Many annuity organizations are unhappy with the DOL fiduciary rule and the BIC exemption in particular. Americans for Annuity Awareness’ Kim O’Brien wrote an article published for Insurance News Net listing “Three Reasons Why the BIC Exemption is Flawed.” The Best Interest Contract Exemption, also known as BICE, is a bone of contention for many in the annuity industry. MSG, a group of independent marketing organizations, filed a detailed lawsuit specifically related to the inclusion of fixed indexed annuities in the DOL rule. Fixed indexed annuity products were added to the rule at the last minute in a surprise decision by the DOL. The article says that people looking for guaranteed income and protection of their assets with indexed annuity products are going to run into big problems now. There will be an increase in paperwork, fees, complexity and confusion related to fixed indexed annuity products.
The first big flaw related to the BIC exemption is that the Department of Labor essentially ignored important evidence showing that the rule is harmful to consumers. Their so-called cost-benefit analysis was based on unreliable and inaccurate information and does not justify the use of BICE guidelines for selling variable and indexed annuities. There is also no accounting for dealing with the fact that lawsuits related to the rule are being filed all over the country in different states and courthouses. The interpretations and rulings will make the already unclear rule even harder to follow.
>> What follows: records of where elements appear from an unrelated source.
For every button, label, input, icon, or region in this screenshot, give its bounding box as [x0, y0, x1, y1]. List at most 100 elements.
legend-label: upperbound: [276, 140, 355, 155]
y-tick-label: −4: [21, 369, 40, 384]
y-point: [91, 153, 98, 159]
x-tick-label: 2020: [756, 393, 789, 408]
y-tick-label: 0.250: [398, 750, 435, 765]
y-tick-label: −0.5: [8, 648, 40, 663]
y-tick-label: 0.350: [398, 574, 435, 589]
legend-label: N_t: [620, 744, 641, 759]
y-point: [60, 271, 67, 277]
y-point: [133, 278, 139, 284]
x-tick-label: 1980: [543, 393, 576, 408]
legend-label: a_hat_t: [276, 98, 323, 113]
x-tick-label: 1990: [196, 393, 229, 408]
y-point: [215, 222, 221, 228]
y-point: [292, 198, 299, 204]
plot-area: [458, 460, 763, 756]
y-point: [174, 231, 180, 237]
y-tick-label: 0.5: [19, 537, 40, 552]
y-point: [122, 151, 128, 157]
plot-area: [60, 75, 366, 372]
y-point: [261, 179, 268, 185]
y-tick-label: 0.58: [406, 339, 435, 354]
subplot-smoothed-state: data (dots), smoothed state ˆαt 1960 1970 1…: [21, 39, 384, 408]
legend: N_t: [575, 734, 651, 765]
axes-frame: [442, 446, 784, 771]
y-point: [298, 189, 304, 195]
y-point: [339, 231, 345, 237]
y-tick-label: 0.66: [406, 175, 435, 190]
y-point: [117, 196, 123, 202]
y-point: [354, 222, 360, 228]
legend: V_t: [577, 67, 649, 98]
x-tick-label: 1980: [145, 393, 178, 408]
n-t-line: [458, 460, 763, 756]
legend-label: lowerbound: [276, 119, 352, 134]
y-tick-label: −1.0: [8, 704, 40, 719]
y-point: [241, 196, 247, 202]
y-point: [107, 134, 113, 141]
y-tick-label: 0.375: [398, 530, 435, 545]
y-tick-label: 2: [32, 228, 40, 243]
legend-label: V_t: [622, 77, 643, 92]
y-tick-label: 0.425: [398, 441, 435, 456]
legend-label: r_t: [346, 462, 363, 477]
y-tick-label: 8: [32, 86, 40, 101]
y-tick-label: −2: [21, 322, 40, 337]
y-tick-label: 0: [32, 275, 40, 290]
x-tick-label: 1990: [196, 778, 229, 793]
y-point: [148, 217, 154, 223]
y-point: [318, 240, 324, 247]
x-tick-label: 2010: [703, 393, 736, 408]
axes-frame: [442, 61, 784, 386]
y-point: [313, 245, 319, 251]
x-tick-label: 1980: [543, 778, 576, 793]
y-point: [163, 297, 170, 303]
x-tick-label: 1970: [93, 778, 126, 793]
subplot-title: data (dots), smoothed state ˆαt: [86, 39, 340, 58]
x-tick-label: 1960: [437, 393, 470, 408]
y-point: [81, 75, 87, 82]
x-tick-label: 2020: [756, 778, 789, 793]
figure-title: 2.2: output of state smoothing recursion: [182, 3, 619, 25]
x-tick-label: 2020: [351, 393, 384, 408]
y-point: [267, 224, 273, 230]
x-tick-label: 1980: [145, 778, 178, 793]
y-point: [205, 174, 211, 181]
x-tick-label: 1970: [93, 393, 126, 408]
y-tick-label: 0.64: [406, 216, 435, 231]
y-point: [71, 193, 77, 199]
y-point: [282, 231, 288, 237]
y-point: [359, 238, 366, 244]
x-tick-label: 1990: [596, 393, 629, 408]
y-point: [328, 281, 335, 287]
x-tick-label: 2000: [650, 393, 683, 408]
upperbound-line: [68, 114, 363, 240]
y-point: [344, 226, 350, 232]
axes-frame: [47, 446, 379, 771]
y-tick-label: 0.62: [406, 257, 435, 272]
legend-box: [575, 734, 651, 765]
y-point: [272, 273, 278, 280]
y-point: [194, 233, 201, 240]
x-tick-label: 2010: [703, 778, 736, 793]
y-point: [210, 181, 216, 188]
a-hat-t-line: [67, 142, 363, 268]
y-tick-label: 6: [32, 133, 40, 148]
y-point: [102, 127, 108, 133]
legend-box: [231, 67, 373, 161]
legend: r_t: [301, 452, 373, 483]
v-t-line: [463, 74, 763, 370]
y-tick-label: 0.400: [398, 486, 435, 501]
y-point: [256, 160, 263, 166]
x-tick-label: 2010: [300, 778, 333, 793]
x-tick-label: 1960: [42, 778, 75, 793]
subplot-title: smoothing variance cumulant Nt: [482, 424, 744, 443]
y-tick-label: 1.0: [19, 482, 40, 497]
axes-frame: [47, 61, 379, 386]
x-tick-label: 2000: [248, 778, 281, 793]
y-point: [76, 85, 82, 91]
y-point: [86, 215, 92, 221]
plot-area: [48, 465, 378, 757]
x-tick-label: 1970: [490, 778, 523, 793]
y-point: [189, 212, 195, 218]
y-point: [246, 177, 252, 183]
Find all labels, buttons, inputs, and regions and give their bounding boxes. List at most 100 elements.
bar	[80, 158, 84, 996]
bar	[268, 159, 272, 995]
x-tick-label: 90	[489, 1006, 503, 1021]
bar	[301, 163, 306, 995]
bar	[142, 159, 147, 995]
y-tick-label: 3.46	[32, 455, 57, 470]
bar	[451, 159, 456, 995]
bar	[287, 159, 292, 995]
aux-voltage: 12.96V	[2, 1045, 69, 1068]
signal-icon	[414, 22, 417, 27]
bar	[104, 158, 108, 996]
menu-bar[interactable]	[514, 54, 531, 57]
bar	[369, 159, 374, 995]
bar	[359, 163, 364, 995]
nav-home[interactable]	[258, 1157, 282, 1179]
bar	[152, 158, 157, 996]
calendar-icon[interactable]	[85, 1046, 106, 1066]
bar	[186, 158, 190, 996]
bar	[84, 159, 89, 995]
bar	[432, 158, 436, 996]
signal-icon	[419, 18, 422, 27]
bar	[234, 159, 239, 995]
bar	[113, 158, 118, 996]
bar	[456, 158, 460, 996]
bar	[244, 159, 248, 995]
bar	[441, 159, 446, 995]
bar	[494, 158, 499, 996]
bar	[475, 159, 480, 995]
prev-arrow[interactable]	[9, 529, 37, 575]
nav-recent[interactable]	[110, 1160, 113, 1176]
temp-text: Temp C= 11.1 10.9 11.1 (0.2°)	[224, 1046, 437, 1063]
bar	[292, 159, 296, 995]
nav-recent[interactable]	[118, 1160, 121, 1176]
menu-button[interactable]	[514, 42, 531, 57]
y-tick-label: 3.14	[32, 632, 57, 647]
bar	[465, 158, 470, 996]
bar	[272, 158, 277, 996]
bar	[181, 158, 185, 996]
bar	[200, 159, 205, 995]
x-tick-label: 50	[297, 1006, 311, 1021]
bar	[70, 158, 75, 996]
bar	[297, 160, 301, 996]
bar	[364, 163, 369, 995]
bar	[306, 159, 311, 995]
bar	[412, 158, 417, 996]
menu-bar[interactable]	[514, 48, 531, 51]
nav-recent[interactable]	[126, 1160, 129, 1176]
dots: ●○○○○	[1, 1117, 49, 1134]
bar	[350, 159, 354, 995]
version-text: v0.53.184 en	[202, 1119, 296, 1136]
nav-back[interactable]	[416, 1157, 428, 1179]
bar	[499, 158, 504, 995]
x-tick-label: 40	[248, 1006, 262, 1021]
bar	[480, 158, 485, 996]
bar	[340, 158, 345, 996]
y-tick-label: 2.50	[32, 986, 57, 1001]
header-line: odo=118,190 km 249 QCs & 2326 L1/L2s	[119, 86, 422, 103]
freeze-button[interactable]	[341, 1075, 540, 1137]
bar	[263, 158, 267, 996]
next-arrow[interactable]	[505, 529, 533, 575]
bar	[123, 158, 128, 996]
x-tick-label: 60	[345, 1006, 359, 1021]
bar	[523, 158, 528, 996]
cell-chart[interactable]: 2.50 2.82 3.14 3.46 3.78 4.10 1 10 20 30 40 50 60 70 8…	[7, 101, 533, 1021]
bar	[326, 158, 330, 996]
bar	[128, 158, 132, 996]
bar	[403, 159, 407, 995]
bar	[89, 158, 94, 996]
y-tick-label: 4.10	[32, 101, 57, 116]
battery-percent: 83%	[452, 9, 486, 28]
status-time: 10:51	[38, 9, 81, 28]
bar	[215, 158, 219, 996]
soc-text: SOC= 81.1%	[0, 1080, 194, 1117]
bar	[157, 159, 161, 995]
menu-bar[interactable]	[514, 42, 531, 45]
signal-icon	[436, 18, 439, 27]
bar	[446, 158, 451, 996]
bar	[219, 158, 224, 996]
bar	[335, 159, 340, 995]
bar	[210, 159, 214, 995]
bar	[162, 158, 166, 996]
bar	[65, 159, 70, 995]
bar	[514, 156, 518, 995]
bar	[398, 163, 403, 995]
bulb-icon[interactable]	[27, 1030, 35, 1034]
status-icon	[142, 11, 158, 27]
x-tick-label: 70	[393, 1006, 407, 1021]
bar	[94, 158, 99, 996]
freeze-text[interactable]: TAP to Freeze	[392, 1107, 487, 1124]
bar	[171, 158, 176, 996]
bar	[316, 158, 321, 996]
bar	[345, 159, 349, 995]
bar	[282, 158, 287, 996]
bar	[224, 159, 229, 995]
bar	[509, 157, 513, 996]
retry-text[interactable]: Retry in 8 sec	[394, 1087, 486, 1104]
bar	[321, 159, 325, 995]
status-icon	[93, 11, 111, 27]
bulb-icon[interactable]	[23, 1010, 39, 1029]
Secondly, the rule separates fixed annuity and fixed indexed annuity products in a confusing and unnecessary way. Both types of fixed annuity products offer principal protection, guaranteed interest rate growth, and the transfer of market risk to an insurance company. Traditional fixed annuities differ from indexed annuity products in the way that the interest is calculated. While indexed annuity interest is based upon the performance of a particular market index, the money is not directly tied to the markets. Both types of fixed annuities offer death benefits, are covered by state guarantees, are regulated by insurance regulators because they are not classified as securities, and only charge fees for options that consumers choose to add on with full disclosure. By treating traditional fixed and fixed indexed annuity products differently, the DOL is creating a competitive advantage for traditional fixed products. This is the exact outcome they said they were avoiding between indexed and variable annuity products by including indexed annuities in the BICE guidelines.
Prejudice against commission-based annuity compensation is the third major flaw listed in O’Brien’s article. She says that the rule misunderstands commissions and points out that a fee-based advisor can have conflicts of interest just the same as a commission-based advisor. Advisors who sell fee-based annuities can charge for more hours than they should or make money off a client when they are under-performing just as commission-based advisors can push a product that earns them more commission when a lower commission product is better for the consumer. Unethical advisors come in all forms. But O’Brien points out that commissions are only paid on the premium and are usually less expensive over time. Most often, their pricing correlates with the surrender period.
The article concludes that the DOL simply did not perform due diligence in their creation of this fiduciary rule. More regulation does not necessarily mean a better situation for consumers, especially when it creates legal issues and increased procedures and compliance issues for advisors and insurers. Unfortunately, this could make annuities inaccessible for the millions of Americans who need a way to create an income stream from their retirement savings. The DOL did not show that the current regulations are ineffective and lack consumer protection. The major flaws in the DOL fiduciary rule should be fixed before the variable and fixed indexed annuity industries are forever impacted in a negative way.